Definitions

from The American Heritage® Dictionary of the English Language, 5th Edition.

  • noun Any of various chilled desserts made with flavored whipped cream, gelatin, and eggs.
  • noun A molded dish containing meat, fish, or shellfish combined with whipped cream and gelatin.
  • noun An aerosol foam used to control and style the hair.
  • transitive verb To apply a styling foam to (the hair).

from The Century Dictionary.

  • noun In cookery, a whipped cream, sweetened and variously flavored, with or without eggs, and frozen without stirring.

from the GNU version of the Collaborative International Dictionary of English.

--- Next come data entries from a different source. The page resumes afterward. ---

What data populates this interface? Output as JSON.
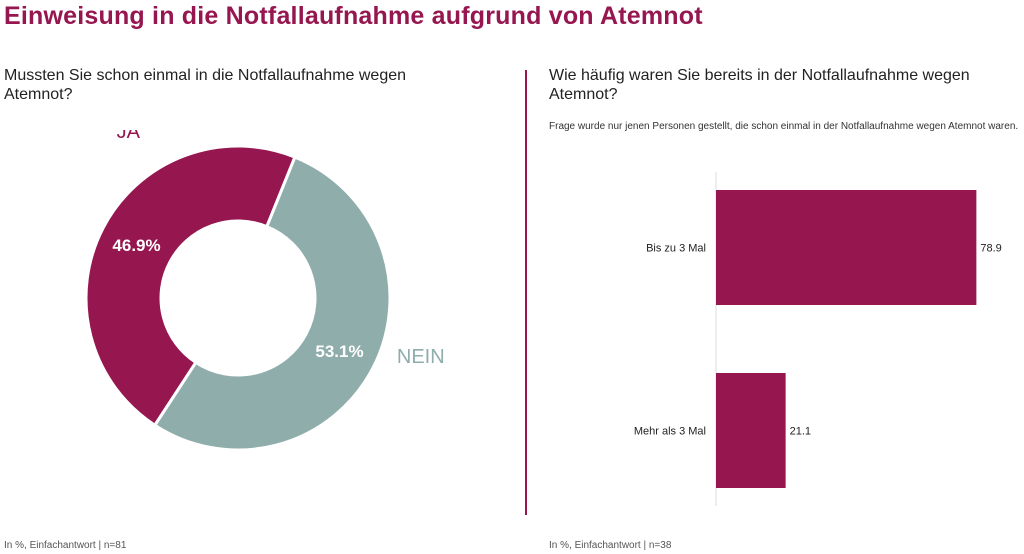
{
  "page": {
    "title": "Einweisung in die Notfallaufnahme aufgrund von Atemnot",
    "accent_color": "#96164f",
    "secondary_color": "#8fadab"
  },
  "left": {
    "question": "Mussten Sie schon einmal in die Notfallaufnahme wegen Atemnot?",
    "footnote": "In %, Einfachantwort | n=81"
  },
  "right": {
    "question": "Wie häufig waren Sie bereits in der Notfallaufnahme wegen Atemnot?",
    "subtitle": "Frage wurde nur jenen Personen gestellt, die schon einmal in der Notfallaufnahme wegen Atemnot waren.",
    "footnote": "In %, Einfachantwort | n=38"
  },
  "chart_data": [
    {
      "type": "pie",
      "donut": true,
      "title": "Mussten Sie schon einmal in die Notfallaufnahme wegen Atemnot?",
      "slices": [
        {
          "label": "JA",
          "value": 46.9,
          "value_label": "46.9%",
          "color": "#96164f"
        },
        {
          "label": "NEIN",
          "value": 53.1,
          "value_label": "53.1%",
          "color": "#8fadab"
        }
      ]
    },
    {
      "type": "bar",
      "orientation": "horizontal",
      "title": "Wie häufig waren Sie bereits in der Notfallaufnahme wegen Atemnot?",
      "categories": [
        "Bis zu 3 Mal",
        "Mehr als 3 Mal"
      ],
      "values": [
        78.9,
        21.1
      ],
      "value_labels": [
        "78.9",
        "21.1"
      ],
      "xlim": [
        0,
        100
      ],
      "color": "#96164f",
      "grid": false
    }
  ]
}
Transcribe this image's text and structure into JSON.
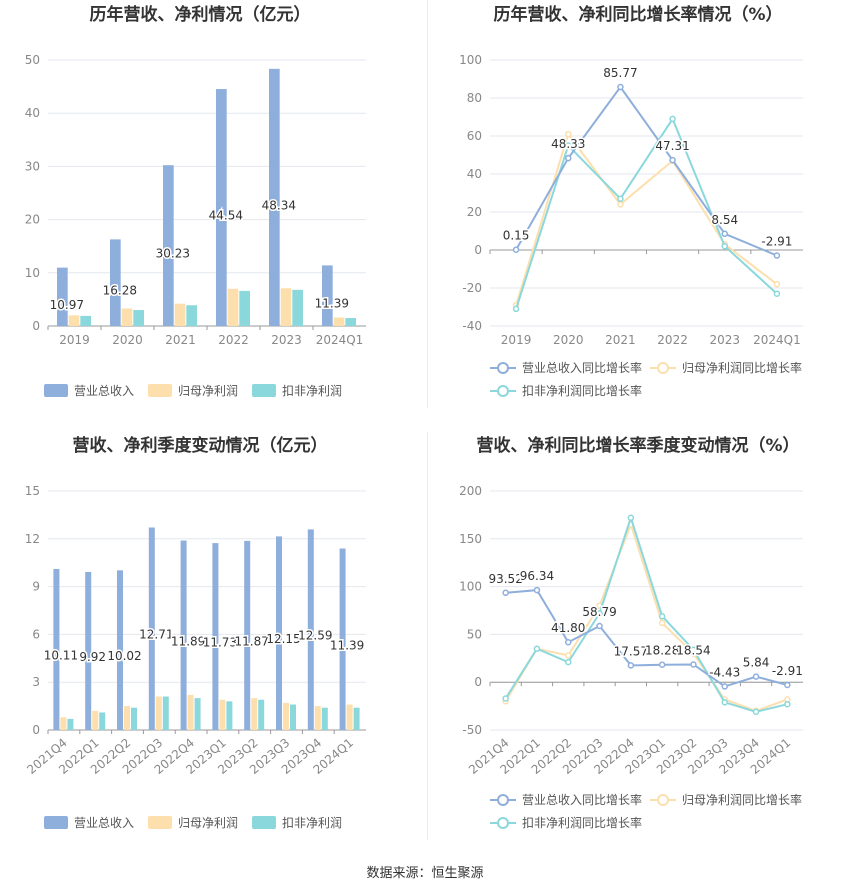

  • noun (Cookery) A frozen dessert of a frothy texture, made of sweetened and flavored whipped cream, sometimes with the addition of egg yolks and gelatin. Mousse differs from ice cream in being beaten before -- not during -- the freezing process.
  • noun Any of a variety of foods whipped to a light texture.
  • noun A foam containing special chemicals, used for styling hair.

from Wiktionary, Creative Commons Attribution/Share-Alike License.

  • noun An airy pudding served chilled, particularly chocolate mousse.
  • noun A savory dish, of meat or seafood, containing gelatin.
  • noun A styling cream used for hair.
  • verb To apply mousse (styling cream).

from WordNet 3.0 Copyright 2006 by Princeton University. All rights reserved.

  • noun a rich, frothy, creamy dessert made with whipped egg whites and heavy cream
  • noun toiletry consisting of an aerosol foam used in hair styling
  • verb apply a styling gel to
  • noun a light creamy dish made from fish or meat and set with gelatin

Etymologies

from The American Heritage® Dictionary of the English Language, 4th Edition

[French, foam, mousse, from Old French, moss, foam, partly of Germanic origin and partly from Latin mulsa, hydromel, from feminine of mulsus, honey-sweet; see melit- in Indo-European roots.]

from Wiktionary, Creative Commons Attribution/Share-Alike License

French mousse ("foam, froth"), from Old French mosse ("moss"), from Frankish or Old Dutch mosa ("moss"), from Proto-Germanic *musan (“moss, bog, marsh”). More at moss.